• http://www.seo-theory.com/ Michael Martinez

    His concluding paragraph is naive. Matt Schruers has been writing on IPR with respect to online music infringement for years. I don’t think there is any point in questioning his knowledge of how online infringement occurs but if it were as simple as “focusing on strategic search engine optimization … so as to promote the page rank (sic) of lawful sites” a lot of other Websites would have resolved their own IPR issues that have nothing to do with illegal music downloads. He doesn’t seem to understand the scope of the search problem (which is itself only one part of the greater IPR puzzle).

  • aaronwallseo

    There are numerous issues with that research. The biggest being that defensive behavior is quick-cheap-easy to implement (& many ad resellers/campaign managers benefit from mixing branded ad performance in with unbranded), whereas some of the darker behaviors will take time to impact the market as the social norms get re-established around what is possible & practiced.

    One of the big issues with the “legit” sites is that if they are widely trusted they will become more abusive in terms of user behavior. YouTube itself was founded on piracy, with one of the co-founders proudly posting pirated content to it. And yet now that YouTube is widely trusted & “legit” I kept seeing unskipable 30-second pre-roll ads before content. Even if I refreshed to see a different ad, I kept seeing the same unskipable ad 4 or 5 times in a row before they finally gave me a different ad unit.
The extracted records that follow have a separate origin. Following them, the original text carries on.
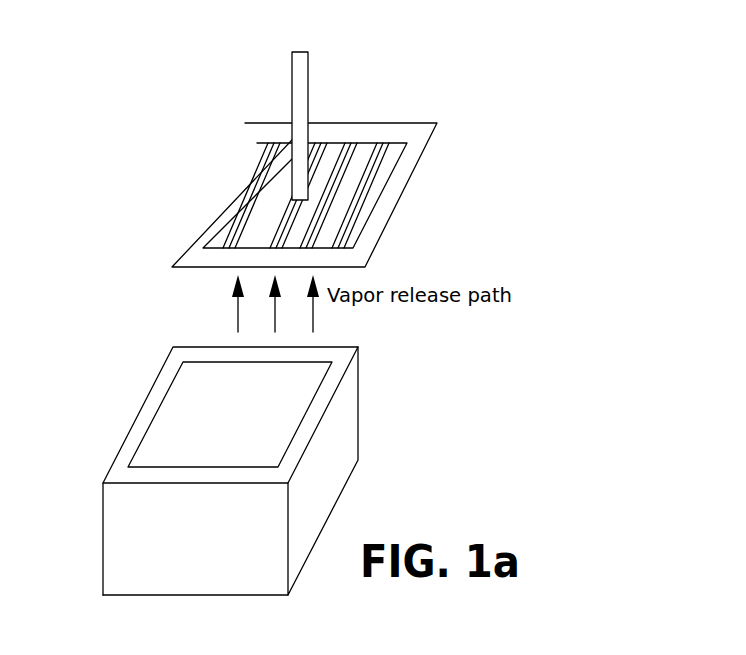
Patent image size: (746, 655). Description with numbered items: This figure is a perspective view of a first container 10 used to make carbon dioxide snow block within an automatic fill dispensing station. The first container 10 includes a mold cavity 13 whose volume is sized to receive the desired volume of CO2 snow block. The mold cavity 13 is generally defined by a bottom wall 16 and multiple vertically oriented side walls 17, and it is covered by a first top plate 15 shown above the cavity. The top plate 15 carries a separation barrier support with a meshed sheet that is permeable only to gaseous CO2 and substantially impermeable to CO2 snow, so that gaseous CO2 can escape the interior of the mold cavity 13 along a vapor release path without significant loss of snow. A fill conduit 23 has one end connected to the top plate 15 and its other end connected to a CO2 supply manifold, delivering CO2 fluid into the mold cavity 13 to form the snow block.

The first container 10 is at (81, 370).
The mold cavity 13 is at (360, 407).
The first top plate 15 is at (477, 112).
The bottom wall 16 is at (202, 595).
The side walls 17 is at (158, 538).
The fill conduit 23 is at (320, 53).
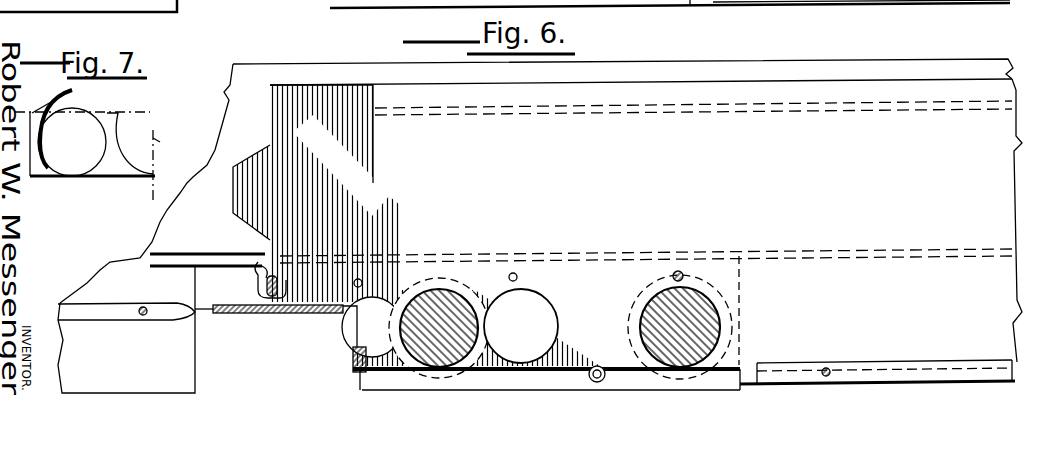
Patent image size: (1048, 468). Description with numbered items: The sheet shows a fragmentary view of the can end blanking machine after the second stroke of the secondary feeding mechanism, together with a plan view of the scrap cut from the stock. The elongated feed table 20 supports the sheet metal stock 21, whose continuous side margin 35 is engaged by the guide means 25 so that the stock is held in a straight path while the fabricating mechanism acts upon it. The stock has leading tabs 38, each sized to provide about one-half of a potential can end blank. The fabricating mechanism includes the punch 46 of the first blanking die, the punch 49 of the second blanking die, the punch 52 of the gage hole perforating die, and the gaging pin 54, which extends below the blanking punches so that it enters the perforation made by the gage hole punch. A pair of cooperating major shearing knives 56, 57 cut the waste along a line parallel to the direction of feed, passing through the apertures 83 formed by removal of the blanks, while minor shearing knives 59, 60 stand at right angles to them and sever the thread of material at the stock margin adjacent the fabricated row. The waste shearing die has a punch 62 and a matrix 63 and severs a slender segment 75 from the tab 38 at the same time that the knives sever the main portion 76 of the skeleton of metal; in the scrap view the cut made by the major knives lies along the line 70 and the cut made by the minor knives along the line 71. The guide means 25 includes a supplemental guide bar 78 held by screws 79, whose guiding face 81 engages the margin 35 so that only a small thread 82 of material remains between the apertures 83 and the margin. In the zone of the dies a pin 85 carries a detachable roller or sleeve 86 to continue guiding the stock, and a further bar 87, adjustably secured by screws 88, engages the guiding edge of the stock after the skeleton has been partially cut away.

In FIG. 6, the feed table 20 is at (915, 63).
In FIG. 6, the stock 21 is at (828, 174).
In FIG. 6, the guide means 25 is at (1005, 385).
In FIG. 6, the side margin 35 is at (690, 4).
In FIG. 6, the tab 38 is at (240, 196).
In FIG. 6, the punch 46 is at (680, 327).
In FIG. 6, the punch 49 is at (439, 328).
In FIG. 6, the punch 52 is at (683, 272).
In FIG. 6, the gaging pin 54 is at (517, 274).
In FIG. 6, the major shearing knife 56 is at (235, 313).
In FIG. 6, the major shearing knife 57 is at (210, 310).
In FIG. 6, the minor shearing knife 59 is at (352, 358).
In FIG. 6, the minor shearing knife 60 is at (360, 347).
In FIG. 6, the punch 62 is at (275, 280).
In FIG. 6, the matrix 63 is at (255, 258).
In FIG. 7, the line 70 is at (140, 104).
In FIG. 7, the line 71 is at (160, 142).
In FIG. 7, the segment 75 is at (40, 112).
In FIG. 7, the main portion 76 is at (43, 178).
In FIG. 6, the supplemental guide bar 78 is at (865, 382).
In FIG. 6, the screws 79 is at (828, 368).
In FIG. 6, the guiding face 81 is at (925, 340).
In FIG. 7, the thread 82 is at (72, 133).
In FIG. 6, the thread 82 is at (520, 366).
In FIG. 6, the aperture 83 is at (547, 309).
In FIG. 6, the pin 85 is at (596, 383).
In FIG. 6, the roller or sleeve 86 is at (607, 383).
In FIG. 6, the bar 87 is at (95, 322).
In FIG. 6, the screws 88 is at (142, 316).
    I have also seen some sites that had copyright restrictions based on region or such where they wouldn’t let the content load, but they would use your browser & bandwidth to loop through as many ads as they could while you were there not watching any of the content.

    So long as online advertising CPMs outside of the search channel are significantly below the CPMs on TV then of course the legit sites have every incentive to screw with usability of their site to make it a bit worse, in the hopes of slowing the shift of consumer behavior away from TV to the web.
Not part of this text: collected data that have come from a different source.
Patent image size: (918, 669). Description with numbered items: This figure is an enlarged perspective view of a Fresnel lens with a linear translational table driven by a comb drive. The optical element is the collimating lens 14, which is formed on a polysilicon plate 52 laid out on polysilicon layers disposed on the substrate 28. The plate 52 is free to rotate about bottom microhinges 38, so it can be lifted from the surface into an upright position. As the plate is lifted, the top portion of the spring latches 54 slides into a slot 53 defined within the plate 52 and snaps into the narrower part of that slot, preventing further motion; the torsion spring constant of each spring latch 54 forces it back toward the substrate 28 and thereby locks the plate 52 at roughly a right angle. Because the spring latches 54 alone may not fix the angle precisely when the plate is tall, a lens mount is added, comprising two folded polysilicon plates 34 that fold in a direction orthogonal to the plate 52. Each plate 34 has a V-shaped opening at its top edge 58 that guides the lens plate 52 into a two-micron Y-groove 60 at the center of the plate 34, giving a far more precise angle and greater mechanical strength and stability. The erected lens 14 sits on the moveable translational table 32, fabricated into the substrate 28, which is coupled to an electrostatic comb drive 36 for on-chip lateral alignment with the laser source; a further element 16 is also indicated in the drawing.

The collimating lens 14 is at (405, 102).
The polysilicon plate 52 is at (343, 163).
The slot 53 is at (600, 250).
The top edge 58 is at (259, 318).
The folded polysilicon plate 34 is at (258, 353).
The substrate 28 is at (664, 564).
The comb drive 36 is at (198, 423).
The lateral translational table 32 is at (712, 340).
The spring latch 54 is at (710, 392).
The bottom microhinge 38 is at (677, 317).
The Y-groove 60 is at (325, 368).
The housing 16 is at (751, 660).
    Of course search engines have an incentive to rank pirated content (even beyond direct ad revenue from their ad networks), because the existence of pirate options is leverage they can use in order to negotiate better terms with big media companies when striking up direct relationships with them.

  • abigail_rocket_blast

    That seems contradictory – if pirate sites get very little of their traffic from search engines, how will improving SEO for lawful sites help matters? Surely if users are going to the Pirate Bay or wherever directly anyway, having Netflix appear top for a search they’re not making is irrelevant?

  • http://www.kyleeggleston.com/ Kyle Eggleston

    They are all responsible for following the law. The downloader, the host and any middle man.